Ngamuk. Marah dan merasa tidak diperlakukan sebagaimana mestinya. Mata mengherdik. Saling menyalahkan dan memaki.
Itulah warna dari pembagian sembako di kawasan pinggiran Kecamatan Ceger, Kecamatan Cipayung, Jakarta Timur. Tak perlu disebut di RT dan RW berapa. Yang jelas bantuan ditujukan kepada kalangan orang miskin atau tidak mampu, eh tahu-tahu ada orang kaya, punya mobil pula menerima bantuan.
Lantas, muncul kesan, si penerima itu lantaran punya kedekatan dengan pengurus RW. Di sisi lain, ada warga memaki pengurus RT dan RW lantaran ia tidak menerima bantuan sembako.
"Pak haji itu menerima bantuan sembako. Padahal ia orang kaya?" sebut seseorang di tengah kerumunan.
Sungguh terlalu, orang kaya masih mau menerima bantuan sembako. Bukan malah dikembalikan, malahan diterimanya sebagai suatu kehormatan. Dikiranya ia warga istimewa. Hahahaha....
Menariknya, ada di antara orang yang marah-marah di keramaian saat pembagian sembako itu berceloteh tak sebagaimana mestinya.
Ujungnya, ia menyebut, tak penting menerima bantuan.
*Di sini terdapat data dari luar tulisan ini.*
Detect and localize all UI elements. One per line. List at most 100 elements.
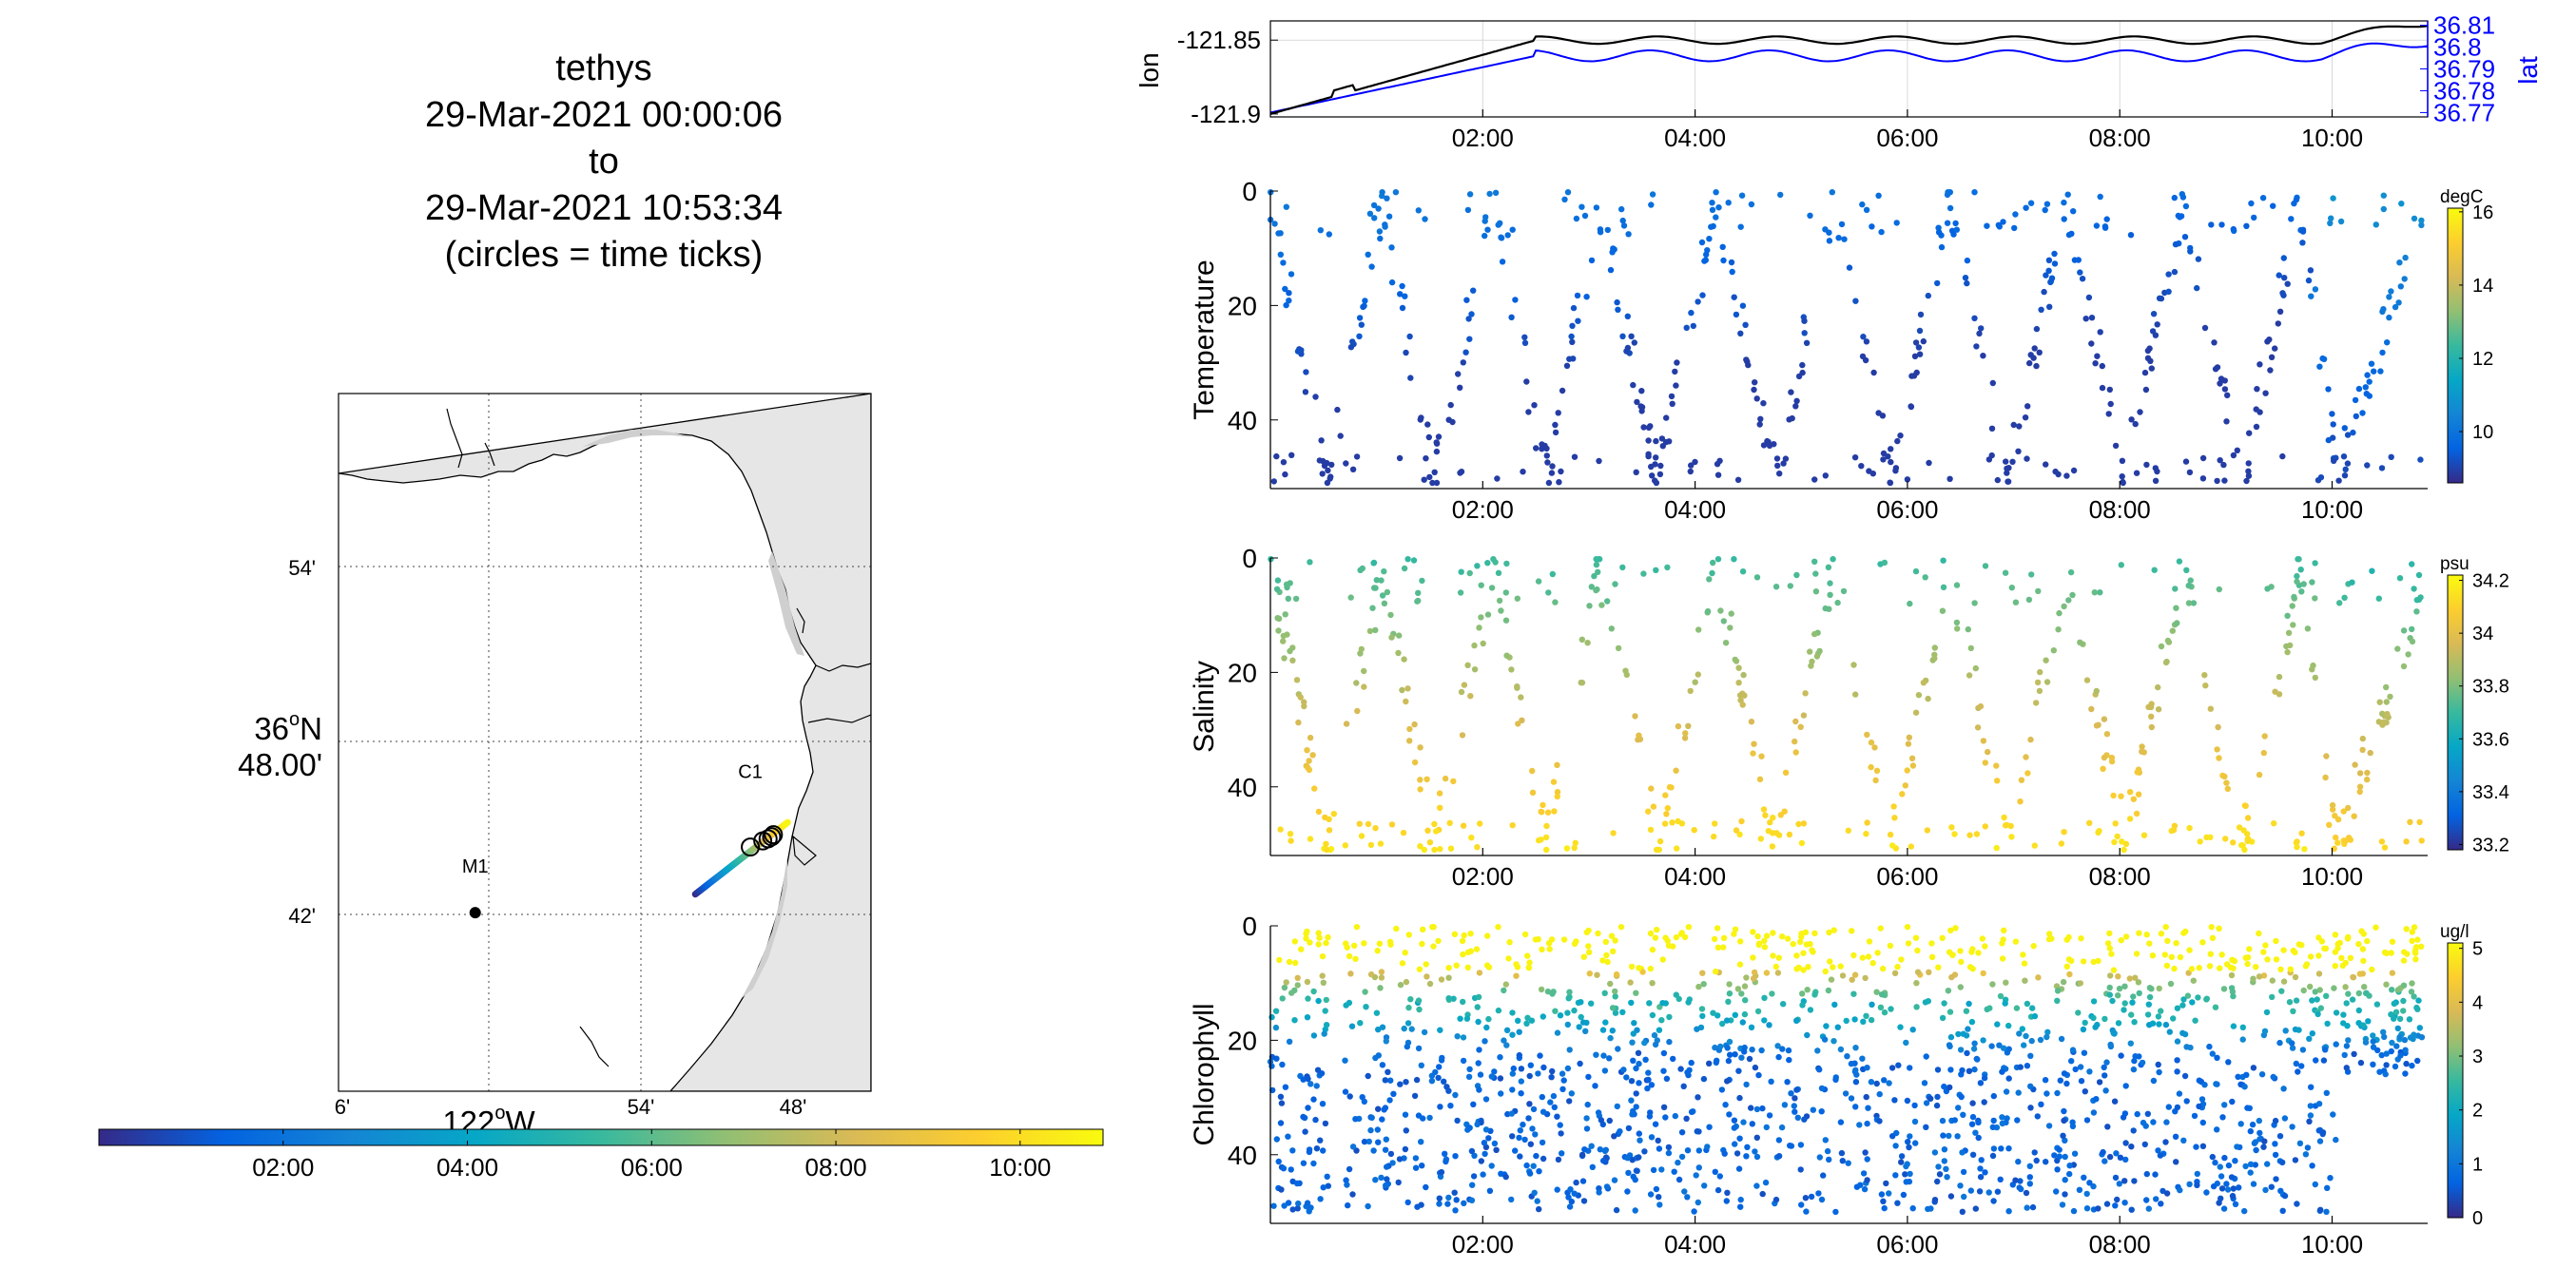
- temperature-point: [1618, 205, 1625, 213]
- salinity-point: [1769, 843, 1776, 850]
- chlorophyll-point: [2195, 994, 2201, 1001]
- chlorophyll-point: [1652, 1121, 1659, 1127]
- chlorophyll-point: [2184, 992, 2192, 999]
- chlorophyll-point: [1736, 1094, 1743, 1102]
- chlorophyll-point: [1636, 1060, 1642, 1067]
- salinity-point: [2301, 846, 2308, 853]
- chlorophyll-point: [1488, 1073, 1496, 1080]
- lat-axis-label: lat: [2513, 56, 2543, 85]
- temperature-point: [2088, 340, 2095, 347]
- chlorophyll-point: [1977, 1174, 1985, 1181]
- temperature-point: [2305, 277, 2313, 284]
- map-ytick-54: 54': [288, 556, 316, 580]
- salinity-point: [2031, 842, 2038, 849]
- chlorophyll-point: [2370, 1061, 2376, 1068]
- temperature-point: [1964, 279, 1970, 287]
- chlorophyll-point: [2127, 1040, 2134, 1047]
- temperature-point: [1464, 206, 1472, 214]
- temperature-point: [2022, 414, 2029, 421]
- chlorophyll-point: [1415, 997, 1423, 1004]
- chlorophyll-point: [2344, 935, 2352, 942]
- salinity-point: [2002, 822, 2009, 829]
- temperature-point: [2010, 421, 2017, 429]
- chlorophyll-point: [1633, 1104, 1639, 1110]
- salinity-point: [1563, 845, 1571, 852]
- chlorophyll-point: [1677, 1066, 1684, 1072]
- salinity-point: [2364, 769, 2371, 777]
- chlorophyll-point: [1402, 950, 1408, 956]
- chlorophyll-point: [1612, 993, 1618, 1000]
- temperature-point: [1425, 433, 1433, 441]
- x-tick-label: 04:00: [1664, 495, 1726, 524]
- chlorophyll-point: [2273, 937, 2279, 945]
- chlorophyll-point: [2054, 997, 2061, 1005]
- temperature-point: [1695, 298, 1701, 305]
- temperature-point: [1964, 257, 1971, 264]
- temperature-point: [1733, 311, 1740, 318]
- chlorophyll-point: [2365, 1018, 2372, 1025]
- chlorophyll-point: [2380, 1028, 2387, 1036]
- chlorophyll-point: [1497, 1054, 1503, 1061]
- chlorophyll-point: [1593, 1051, 1599, 1058]
- salinity-point: [2037, 668, 2043, 676]
- x-tick-label: 02:00: [1452, 1230, 1514, 1259]
- salinity-point: [2111, 838, 2118, 846]
- chlorophyll-point: [1743, 974, 1750, 981]
- x-tick-label: 10:00: [2301, 862, 2363, 891]
- temperature-point: [1574, 292, 1581, 299]
- salinity-point: [1816, 647, 1823, 655]
- chlorophyll-point: [1675, 995, 1682, 1003]
- chlorophyll-point: [1629, 1111, 1636, 1118]
- chlorophyll-point: [1627, 979, 1634, 986]
- chlorophyll-point: [2162, 1139, 2169, 1145]
- chlorophyll-point: [1384, 1163, 1390, 1170]
- chlorophyll-point: [1370, 1147, 1377, 1154]
- chlorophyll-point: [1673, 933, 1680, 941]
- chlorophyll-point: [1768, 1078, 1774, 1086]
- map-xtick-54: 54': [628, 1095, 655, 1119]
- temperature-point: [1270, 478, 1278, 485]
- temperature-point: [1764, 437, 1771, 445]
- x-tick-label: 04:00: [1664, 1230, 1726, 1259]
- chlorophyll-point: [1770, 952, 1776, 959]
- chlorophyll-point: [1594, 971, 1600, 978]
- chlorophyll-point: [2406, 1016, 2413, 1023]
- chlorophyll-point: [2389, 1039, 2395, 1047]
- temperature-point: [2253, 423, 2260, 431]
- colorbar-tick-label: 12: [2472, 349, 2493, 370]
- temperature-point: [1571, 453, 1579, 460]
- chlorophyll-point: [2095, 957, 2101, 965]
- chlorophyll-point: [1363, 1004, 1369, 1010]
- chlorophyll-point: [2203, 995, 2210, 1002]
- salinity-point: [2027, 736, 2034, 743]
- temperature-point: [1633, 469, 1639, 475]
- chlorophyll-point: [2357, 1059, 2365, 1067]
- salinity-point: [2148, 713, 2155, 720]
- chlorophyll-point: [1554, 1113, 1560, 1120]
- chlorophyll-point: [1763, 1124, 1771, 1131]
- chlorophyll-point: [1960, 1111, 1966, 1119]
- salinity-point: [1632, 713, 1638, 720]
- chlorophyll-point: [1418, 1139, 1424, 1145]
- temperature-point: [2046, 303, 2053, 310]
- x-tick-label: 06:00: [1876, 124, 1938, 152]
- temperature-point: [1552, 429, 1559, 436]
- temperature-point: [2386, 314, 2392, 321]
- chlorophyll-point: [1474, 1004, 1482, 1010]
- chlorophyll-point: [1967, 1187, 1974, 1194]
- chlorophyll-point: [2256, 1129, 2263, 1137]
- chlorophyll-point: [2360, 957, 2367, 965]
- salinity-point: [1740, 671, 1747, 679]
- chlorophyll-point: [1629, 1039, 1636, 1046]
- chlorophyll-point: [1994, 1188, 2002, 1195]
- chlorophyll-point: [1586, 970, 1594, 977]
- temperature-point: [1433, 479, 1441, 487]
- chlorophyll-point: [1843, 1017, 1850, 1025]
- chlorophyll-point: [1656, 1194, 1662, 1201]
- chlorophyll-point: [2146, 985, 2154, 991]
- chlorophyll-point: [1365, 1202, 1371, 1210]
- temperature-point: [1720, 257, 1727, 264]
- chlorophyll-point: [1694, 1026, 1700, 1032]
- salinity-point: [2285, 629, 2293, 636]
- chlorophyll-point: [2104, 1124, 2111, 1130]
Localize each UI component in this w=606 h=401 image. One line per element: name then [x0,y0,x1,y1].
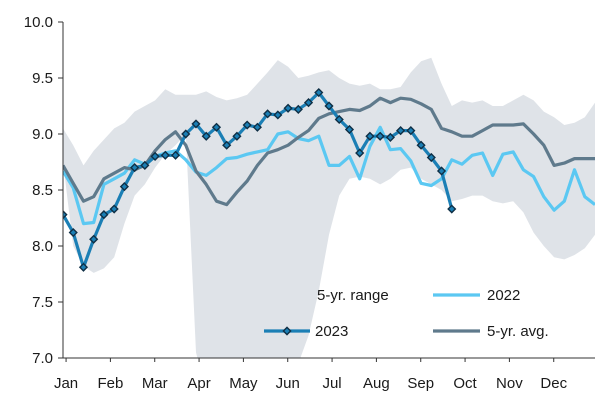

Hanya saja, ia mempertanyakan mengapa tetangganya yang kaya menerima bantuan sementara dirinya tidak.
"Tidak menerima bantuan juga tidak mengapa?" ujarnya.
"Saya masih mampu membeliya tiga kali lipat!" ia menambahkan.
Wuih, ternyata orang itu masih mampu membeli sembaki berkali lipat dari warga yang menerima bantuan tetapi masih mengamuk, marah dan memaki tidak menerima bantuan. Ada apa?
Di tengah keramaian warga penerima bantuan, sembako diturunkan dari mobil langsung ke halaman masjid. PaK Ustaz, sebagai pengurus masjid, jadi "kelabakan". Pasalnya, ia tidak tahu menahu urusannya soal pembagian sembako itu.